Die Staatsanwaltschaft ging von - zumindest bedingtem - Tötungsvorsatz. Der Angeklagte sei auf den Mann gesprungen, "wie man einen Luftballon zerplatzen will", meinte die Anklagevertreterin. Damit habe er billigend den Tod des Opfers in Kauf genommen.

Kombinierte Persönlichkeitsstörung

Der gegen den 63-Jährigen gerichtete Gewaltexzess hörte erst auf, als ein anderer Fahrgast eingriff und den Täter zur Seite schob. Das im Ermittlungsverfahren eingeholte psychiatrische Gutachten bescheinigt dem jungen Mann eine kombinierte Persönlichkeitsstörung, die "nachhaltig und anhaltend" sei, wie der Sachverständige nun den Geschworenen darlegte.

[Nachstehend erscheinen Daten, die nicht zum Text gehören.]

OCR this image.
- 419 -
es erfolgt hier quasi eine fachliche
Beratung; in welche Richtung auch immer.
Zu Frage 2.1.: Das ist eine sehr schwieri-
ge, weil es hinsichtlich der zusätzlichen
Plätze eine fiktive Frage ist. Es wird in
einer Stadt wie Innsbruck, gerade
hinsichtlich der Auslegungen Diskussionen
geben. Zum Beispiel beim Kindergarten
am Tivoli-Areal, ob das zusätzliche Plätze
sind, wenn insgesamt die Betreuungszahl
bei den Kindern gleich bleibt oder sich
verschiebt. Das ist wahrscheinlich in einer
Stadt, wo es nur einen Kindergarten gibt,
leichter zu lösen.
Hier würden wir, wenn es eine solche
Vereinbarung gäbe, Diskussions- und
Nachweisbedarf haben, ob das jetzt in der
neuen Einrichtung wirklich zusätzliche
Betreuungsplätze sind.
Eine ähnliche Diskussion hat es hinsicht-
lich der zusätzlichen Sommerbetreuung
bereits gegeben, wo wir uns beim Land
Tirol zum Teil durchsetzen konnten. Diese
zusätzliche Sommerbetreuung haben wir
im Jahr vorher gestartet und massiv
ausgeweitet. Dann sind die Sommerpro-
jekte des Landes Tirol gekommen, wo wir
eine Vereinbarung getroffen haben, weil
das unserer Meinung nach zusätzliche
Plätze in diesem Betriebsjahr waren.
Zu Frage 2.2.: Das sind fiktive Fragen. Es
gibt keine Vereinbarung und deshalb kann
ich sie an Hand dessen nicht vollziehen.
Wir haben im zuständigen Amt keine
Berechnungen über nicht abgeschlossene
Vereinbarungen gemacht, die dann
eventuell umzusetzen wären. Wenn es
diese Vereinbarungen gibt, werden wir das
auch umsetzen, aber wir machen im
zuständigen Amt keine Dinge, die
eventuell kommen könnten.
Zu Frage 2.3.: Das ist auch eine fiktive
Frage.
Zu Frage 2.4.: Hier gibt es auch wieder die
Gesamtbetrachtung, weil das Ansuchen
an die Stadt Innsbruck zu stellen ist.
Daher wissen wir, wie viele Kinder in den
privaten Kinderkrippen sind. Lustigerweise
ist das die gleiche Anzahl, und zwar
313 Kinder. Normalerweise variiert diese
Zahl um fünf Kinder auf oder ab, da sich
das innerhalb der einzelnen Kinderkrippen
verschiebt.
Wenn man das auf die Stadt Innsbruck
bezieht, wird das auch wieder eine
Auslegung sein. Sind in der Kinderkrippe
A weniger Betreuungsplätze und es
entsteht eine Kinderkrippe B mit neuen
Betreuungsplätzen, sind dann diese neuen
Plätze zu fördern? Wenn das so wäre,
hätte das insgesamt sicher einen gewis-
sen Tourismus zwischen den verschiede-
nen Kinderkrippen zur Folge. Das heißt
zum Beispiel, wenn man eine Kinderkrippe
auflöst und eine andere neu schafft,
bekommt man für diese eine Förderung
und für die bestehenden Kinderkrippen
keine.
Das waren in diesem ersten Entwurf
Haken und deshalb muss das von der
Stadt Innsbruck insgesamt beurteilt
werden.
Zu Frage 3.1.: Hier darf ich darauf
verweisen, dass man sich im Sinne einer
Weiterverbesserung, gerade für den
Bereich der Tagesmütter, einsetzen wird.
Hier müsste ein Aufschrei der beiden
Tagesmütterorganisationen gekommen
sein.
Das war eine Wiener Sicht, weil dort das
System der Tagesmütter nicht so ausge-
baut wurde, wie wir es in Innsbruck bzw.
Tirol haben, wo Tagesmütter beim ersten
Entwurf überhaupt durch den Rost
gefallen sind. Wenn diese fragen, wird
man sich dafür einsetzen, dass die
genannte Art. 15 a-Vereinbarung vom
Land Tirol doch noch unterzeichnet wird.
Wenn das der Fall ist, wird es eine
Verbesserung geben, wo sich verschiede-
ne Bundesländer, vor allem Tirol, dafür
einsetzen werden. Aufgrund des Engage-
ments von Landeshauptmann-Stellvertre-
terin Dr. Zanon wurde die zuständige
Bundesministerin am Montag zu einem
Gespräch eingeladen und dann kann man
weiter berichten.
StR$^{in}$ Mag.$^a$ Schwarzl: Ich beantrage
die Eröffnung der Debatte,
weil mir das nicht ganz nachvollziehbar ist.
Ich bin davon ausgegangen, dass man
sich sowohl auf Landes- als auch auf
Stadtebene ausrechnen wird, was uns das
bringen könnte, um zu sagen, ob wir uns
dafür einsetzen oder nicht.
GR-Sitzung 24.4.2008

Der 21-Jährige sei zwar zurechnungsfähig, aber infolge seiner Persönlichkeitszüge derart gefährlich, dass ohne haftbegleitende therapeutische Maßnahmen nach seiner Entlassung "mit Kapitalverbrechen zu rechnen ist", wie der Gerichtspsychiater ausführte. Der Angeklagte sei nach dem Motto "Jeder, der schräg schaut, kriegt eine ins Gesicht" vorgegangen. Zur Gewalttat in der U-Bahn meinte Hofmann, der 21-Jährige habe den Trafikanten "mundtot" machen und "völlig außer Gefecht setzen" wollen.

Weitere Gewalttaten

Die Gefahr, die von dem aus schwierigen familiären Verhältnissen stammenden Mann - er wuchs fremduntergebracht auf, hat keine Ausbildung abgeschlossen und war zuletzt ohne feste Bleibe - ausgeht, manifestierte sich auch darin, dass drei weitere Gewalttaten von der Anklage mitumfasst sind. Er hatte schon am 29. und am 31. Dezember aus nichtigem bzw. ohne erkennbaren Anlass zwei Männer mit Faustschlägen attackiert und beiden die Nase gebrochen. Der eine hatte ihm keine Zigarette gegeben, der andere war einfach an einer Bushaltestelle gestanden.

Am 10. Jänner erschien er beim Arbeitsplatz seiner Ex-Freundin und verlangte eine Aussprache. Als der Chef der Frau ihn wegschickte, weil diese den 21-Jährigen nicht sehen wollten, bekam dieser einen Faustschlag ins Gesicht.

Der 21-Jährige ist übrigens in der U-Haft zum Islam konvertiert. Er soll sich im Gefängnis mittlerweile abfällig über "Ungläubige" äußern.

ribbon Zusammenfassung
  • Am Wiener Landesgericht ist am Mittwoch ein Schwurprozess um einen mutmaßlichen Mordversuch in einer U-Bahn-Garnitur fortgesetzt und abgeschlossen worden.
  • Der Angeklagte wurde zu 15 Jahren Haft verurteilt.